Some examples of famous people who have had socially admired addictions:
Sigmund Freud would see patients for 10 hours a day and then write at night. Twenty-four long volumes contain his collective works. But he didn’t have much of a home life and his addiction to his work, according to some writers (e.g., the psychoanalyst Lewis Breger) was a rather compulsive attempt to compensate for some childhood traumas and to succeed in the eyes of the world. Freud actually wanted to be a professor on the staff of the University of Vienna, but wasn’t accepted because he was Jewish. So he turned to private practice. He himself was addicted to cocaine for a time, thinking it was a medically useful, non-addictive substance. If he hadn’t been so addicted to his patient load and his writing, he might have developed a greater ability to relate to other adults. Also his family, including his wife and children, would probably have been better off emotionally.
Georges Simenon, the very successful Belgian mystery novelist, published nearly 200 novels and numerous short works in his lifetime. According to Wikipedia, he often wrote between 60-80 pages a day. Anyone who has ever written professionally, knows that this is an incredible feat. Yet this behavior, which I think could certainly be regarded as compulsive or addictive, made him extremely successful.
By the way, Simenon also claimed to have had sex with 10,000 women between the ages of 13 and 74. Either he was also a sex addict or a liar!

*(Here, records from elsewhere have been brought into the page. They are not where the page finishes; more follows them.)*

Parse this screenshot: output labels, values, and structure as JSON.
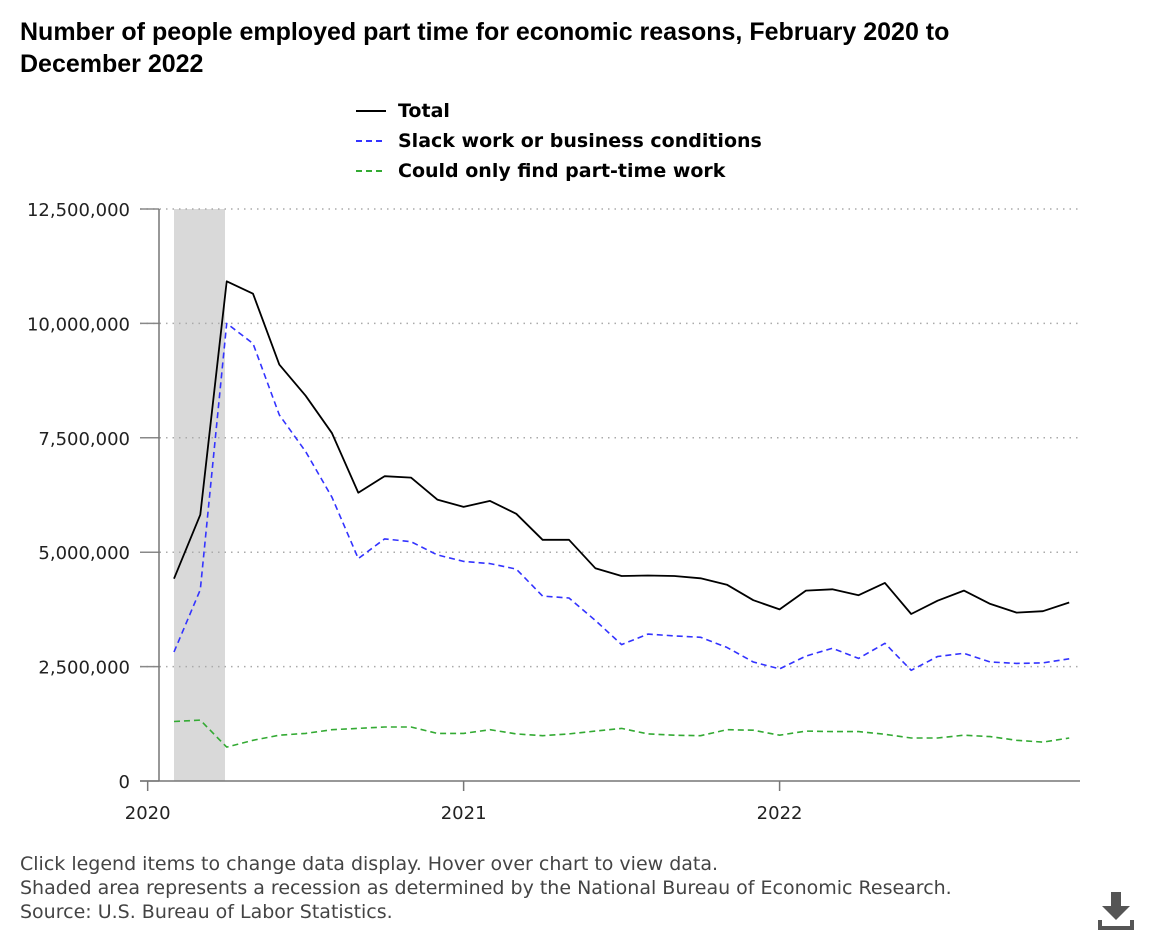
{
  "title": "Number of people employed part time for economic reasons, February 2020 to December 2022",
  "legend": [
    {
      "label": "Total",
      "color": "#000000",
      "dash": "solid"
    },
    {
      "label": "Slack work or business conditions",
      "color": "#3333ff",
      "dash": "dashed"
    },
    {
      "label": "Could only find part-time work",
      "color": "#33aa33",
      "dash": "dashed"
    }
  ],
  "footer": {
    "line1": "Click legend items to change data display. Hover over chart to view data.",
    "line2": "Shaded area represents a recession as determined by the National Bureau of Economic Research.",
    "line3": "Source: U.S. Bureau of Labor Statistics."
  },
  "download_icon": "download-icon",
  "chart_data": {
    "type": "line",
    "title": "Number of people employed part time for economic reasons, February 2020 to December 2022",
    "xlabel": "",
    "ylabel": "",
    "ylim": [
      0,
      12500000
    ],
    "yticks": [
      0,
      2500000,
      5000000,
      7500000,
      10000000,
      12500000
    ],
    "ytick_labels": [
      "0",
      "2,500,000",
      "5,000,000",
      "7,500,000",
      "10,000,000",
      "12,500,000"
    ],
    "xticks": [
      "2020",
      "2021",
      "2022"
    ],
    "xtick_months": [
      "2020-01",
      "2021-01",
      "2022-01"
    ],
    "grid": "horizontal dotted",
    "legend_position": "top",
    "recession": {
      "start": "2020-02",
      "end": "2020-04"
    },
    "x": [
      "2020-02",
      "2020-03",
      "2020-04",
      "2020-05",
      "2020-06",
      "2020-07",
      "2020-08",
      "2020-09",
      "2020-10",
      "2020-11",
      "2020-12",
      "2021-01",
      "2021-02",
      "2021-03",
      "2021-04",
      "2021-05",
      "2021-06",
      "2021-07",
      "2021-08",
      "2021-09",
      "2021-10",
      "2021-11",
      "2021-12",
      "2022-01",
      "2022-02",
      "2022-03",
      "2022-04",
      "2022-05",
      "2022-06",
      "2022-07",
      "2022-08",
      "2022-09",
      "2022-10",
      "2022-11",
      "2022-12"
    ],
    "series": [
      {
        "name": "Total",
        "color": "#000000",
        "dash": "solid",
        "values": [
          4420000,
          5820000,
          10920000,
          10650000,
          9100000,
          8420000,
          7600000,
          6300000,
          6660000,
          6630000,
          6150000,
          5990000,
          6120000,
          5840000,
          5270000,
          5270000,
          4650000,
          4480000,
          4490000,
          4480000,
          4430000,
          4290000,
          3950000,
          3750000,
          4160000,
          4190000,
          4060000,
          4330000,
          3650000,
          3940000,
          4160000,
          3870000,
          3680000,
          3710000,
          3900000
        ]
      },
      {
        "name": "Slack work or business conditions",
        "color": "#3333ff",
        "dash": "dashed",
        "values": [
          2820000,
          4180000,
          10000000,
          9560000,
          8000000,
          7200000,
          6200000,
          4860000,
          5290000,
          5230000,
          4940000,
          4800000,
          4750000,
          4630000,
          4040000,
          4000000,
          3510000,
          2980000,
          3210000,
          3170000,
          3140000,
          2920000,
          2600000,
          2450000,
          2730000,
          2900000,
          2680000,
          3010000,
          2420000,
          2720000,
          2790000,
          2600000,
          2570000,
          2580000,
          2670000
        ]
      },
      {
        "name": "Could only find part-time work",
        "color": "#33aa33",
        "dash": "dashed",
        "values": [
          1300000,
          1330000,
          740000,
          890000,
          1000000,
          1040000,
          1120000,
          1150000,
          1180000,
          1180000,
          1040000,
          1040000,
          1120000,
          1030000,
          990000,
          1030000,
          1090000,
          1150000,
          1030000,
          1000000,
          990000,
          1120000,
          1110000,
          1000000,
          1090000,
          1080000,
          1080000,
          1020000,
          940000,
          940000,
          1000000,
          970000,
          890000,
          850000,
          940000
        ]
      }
    ]
  }
}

Gabor Maté, a noted psychiatrist who specializes in working with people with addictions, admits he has had an addiction to spending vast amounts of money, sometimes thousands of dollars at a time, buying classical music CDs.
Benjamin Franklin seems to have been addicted to constantly trying to invent things. When he was on a ship going back to the US after having being in Europe for many years and learning of the death of his wife. he was constantly trying to develop a method of measuring the depth of the ocean at frequent intervals. This may have been a way to avoid the grief and guilt he felt about having been away from his wife for many years and cavorting with prostitutes in France.
Another person who was successful because of addictive behavior was Ted Williams, one of the greatest baseball players of all time. As an example of his greatness, he was the last player to hit over .400, in 1941, led the league in batting average six times, and was a two-time American League Most Valuable Player. He was also a notoriously crabby individual, continually fighting with the Boston press, expressing his contempt for the Red Sox fans. He had poor relationships with his own children and numerous wives. His behavior that sounds addictive to me was his compulsively studying the science of hitting. This very addiction led, however, to his being such a great player.
I know a fellow who is very successful professionally and quite wealthy, but is addicted to constantly attempting to buy things at the cheapest price. Since that behavior often takes a lot of time that, at least from my perspective, could perhaps be better used by him in relating more authentically to others or learning more about his profession.
I would include myself as having a reading addiction, one that I acquired when I was still a young child. It served the purpose of diverting me from my frequent depressive,anxious mood by immersing myself into others’ lives in books. Reading was tolerated by my emotionally disturbed, intrusive mother because she was an avid reader, and I knew that, as long as I was reading a book, she would leave me alone. I still spend a great deal of time every day reading, which is not generally considered an addictive behavior because it’s socially acceptable in the way alcoholism, gambling, drug taking aren’t.
What are the commonalities between socially acceptable and socially non- acceptable additions?
1. The addicted persons feels like he or she must engage in the addictive behaviors even though it takes a toll in some important area of his or her life. An example would be the workaholic parent, often the father, who neglects his wife and children. Countless numbers of my own patients have suffered because of having fathers that seemed to like their work more than their families.
2. When the individual is prohibited in some way from indulging in the addictive behavior, he or she becomes anxious, frustrated, even angry.
3. The addictive behavior temporally solves some underlying psychological problem that the individual is not facing.
4. The addictive behavior has a rigid, stereotypic quality to it.
5. As Michael Clemmons, a prominent Gestalt therapist points out, the individual moves into compulsive activity without allowing himself or herself to experience the painful emotions that get triggered.
6. It prevents the person from growing in certain ways by avoidance of the underlying issues that trigger the addictive behavior.
I invite the readers of this blog to explore their own addictive behavior, whether socially admired or not. It can be an invaluable help in understanding their own addictive clients and increase their effectiveness in working with them. In a future blog I will give suggestions in how to do this.